What the genius factor, at least as far as pop criticism goes, ends up demeaning or leaving unexplained is all those great records that were made by ordinary dumb mortals and which seem to contain the true essence of that disposable, industrial product, rock'n'roll. I'm thinking here of "Louie Louie" – whether by Richard Berry, the Kingsmen or the Kinks (and what price the genius of Ray Davies or Pete Townshend these days, eh?) – or "96 Tears" by ? and the Mysterions or just about anybody who could hold a guitar. Whole musical movements, such as rockabilly, rhythm and blues, punk or drum'n'bass – got by without any geniuses at all, and that's what makes them so damn fine: they're the zeitgeist, mainlined straight into the cultural vein. In this respect, it's what pop music says about society, and how it reflects changes in culture and technology, that is most interesting, not somebody's supposed psychopathy, or the musical equivalent of a bad Dickens novel.

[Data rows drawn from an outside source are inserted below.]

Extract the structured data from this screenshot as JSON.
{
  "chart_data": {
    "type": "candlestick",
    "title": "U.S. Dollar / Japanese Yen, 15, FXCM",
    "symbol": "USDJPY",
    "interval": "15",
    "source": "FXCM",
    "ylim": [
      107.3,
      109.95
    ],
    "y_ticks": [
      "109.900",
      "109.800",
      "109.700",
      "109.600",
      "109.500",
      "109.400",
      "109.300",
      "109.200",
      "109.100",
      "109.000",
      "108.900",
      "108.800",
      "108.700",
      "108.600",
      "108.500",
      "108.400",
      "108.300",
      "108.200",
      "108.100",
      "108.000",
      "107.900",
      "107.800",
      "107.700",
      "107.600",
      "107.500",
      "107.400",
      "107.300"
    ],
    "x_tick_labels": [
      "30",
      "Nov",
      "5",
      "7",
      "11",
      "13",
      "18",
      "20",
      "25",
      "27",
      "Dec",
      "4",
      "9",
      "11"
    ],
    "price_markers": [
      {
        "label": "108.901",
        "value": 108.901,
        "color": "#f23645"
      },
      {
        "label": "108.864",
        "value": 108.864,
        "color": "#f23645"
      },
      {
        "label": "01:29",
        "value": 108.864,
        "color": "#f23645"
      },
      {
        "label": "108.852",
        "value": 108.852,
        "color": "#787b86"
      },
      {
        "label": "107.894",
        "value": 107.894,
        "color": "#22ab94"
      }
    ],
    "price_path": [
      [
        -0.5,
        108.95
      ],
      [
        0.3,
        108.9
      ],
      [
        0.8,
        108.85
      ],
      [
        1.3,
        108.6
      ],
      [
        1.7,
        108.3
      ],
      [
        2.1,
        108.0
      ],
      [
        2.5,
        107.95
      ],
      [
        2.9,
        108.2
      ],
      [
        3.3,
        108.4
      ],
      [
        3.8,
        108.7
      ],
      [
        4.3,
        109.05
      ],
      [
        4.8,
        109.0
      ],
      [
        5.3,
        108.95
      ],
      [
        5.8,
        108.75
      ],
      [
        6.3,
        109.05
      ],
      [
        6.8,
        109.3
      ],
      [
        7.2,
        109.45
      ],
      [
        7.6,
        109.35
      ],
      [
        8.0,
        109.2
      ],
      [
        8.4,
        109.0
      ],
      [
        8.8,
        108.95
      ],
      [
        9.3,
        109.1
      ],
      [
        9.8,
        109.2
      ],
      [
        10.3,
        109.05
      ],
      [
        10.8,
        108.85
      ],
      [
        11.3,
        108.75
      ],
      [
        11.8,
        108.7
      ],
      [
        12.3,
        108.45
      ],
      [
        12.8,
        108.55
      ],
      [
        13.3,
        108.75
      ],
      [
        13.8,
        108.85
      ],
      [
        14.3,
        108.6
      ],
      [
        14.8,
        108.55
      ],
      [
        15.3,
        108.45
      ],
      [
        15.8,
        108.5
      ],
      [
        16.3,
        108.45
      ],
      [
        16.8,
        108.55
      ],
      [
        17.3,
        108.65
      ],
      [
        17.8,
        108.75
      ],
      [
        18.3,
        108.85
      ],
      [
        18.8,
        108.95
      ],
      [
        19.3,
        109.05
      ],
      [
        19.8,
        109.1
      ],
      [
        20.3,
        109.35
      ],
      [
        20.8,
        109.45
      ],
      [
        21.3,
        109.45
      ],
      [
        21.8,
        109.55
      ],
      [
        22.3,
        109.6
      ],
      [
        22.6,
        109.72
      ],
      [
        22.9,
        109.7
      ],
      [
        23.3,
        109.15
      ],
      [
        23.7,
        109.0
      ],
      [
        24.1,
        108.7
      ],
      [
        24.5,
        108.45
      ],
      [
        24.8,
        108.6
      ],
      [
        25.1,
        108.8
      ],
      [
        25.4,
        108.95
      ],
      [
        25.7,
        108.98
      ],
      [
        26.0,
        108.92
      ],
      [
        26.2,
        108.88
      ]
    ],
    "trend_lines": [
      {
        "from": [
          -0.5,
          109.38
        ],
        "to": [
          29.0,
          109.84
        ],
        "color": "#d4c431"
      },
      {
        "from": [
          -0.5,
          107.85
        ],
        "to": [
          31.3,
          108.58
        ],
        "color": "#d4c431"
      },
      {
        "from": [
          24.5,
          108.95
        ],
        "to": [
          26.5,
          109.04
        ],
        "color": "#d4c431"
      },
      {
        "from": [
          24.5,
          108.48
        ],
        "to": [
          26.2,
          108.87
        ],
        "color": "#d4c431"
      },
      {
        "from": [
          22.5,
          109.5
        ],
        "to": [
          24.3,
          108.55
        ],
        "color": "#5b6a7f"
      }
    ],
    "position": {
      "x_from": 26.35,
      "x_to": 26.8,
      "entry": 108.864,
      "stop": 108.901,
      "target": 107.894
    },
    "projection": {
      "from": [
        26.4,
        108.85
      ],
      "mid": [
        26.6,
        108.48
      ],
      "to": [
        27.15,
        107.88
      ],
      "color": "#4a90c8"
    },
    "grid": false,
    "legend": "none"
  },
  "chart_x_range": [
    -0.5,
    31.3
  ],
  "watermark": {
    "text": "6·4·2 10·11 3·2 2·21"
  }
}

To return to Brian Wilson, it was probably the interplay between pop as industrial product, as genre fluff, and his great talent – let's leave genius out of it for a while – for rising above it, that made the Beach Boys' best records so great. (There were a lot of dud ones, too, but that has somehow been excised from the story). Just as the western had its John Ford or Anthony Mann, directors capable of transforming genre clichés, so surf music had Wilson. That it also had Jan Berry, the "auteur" of Jan and Dean, a medical student with a "genius" IQ who pioneered the genre as early as 1958, is also largely forgotten, partly due to a car accident that incapacitated him in 1966.

What Brian Wilson did, following the inspiration of the Beatles, was to make pop aimed at teenagers grow up musically, but without losing its essential, teen-dream innocence. Once he had accomplished this, most notably with Pet Sounds, Wilson really had very little left to do. Having transcended the genre and escaped the commercial and cultural dictates that had helped to form him as a composer, all he had left was his "genius". And we know how unreliable that is.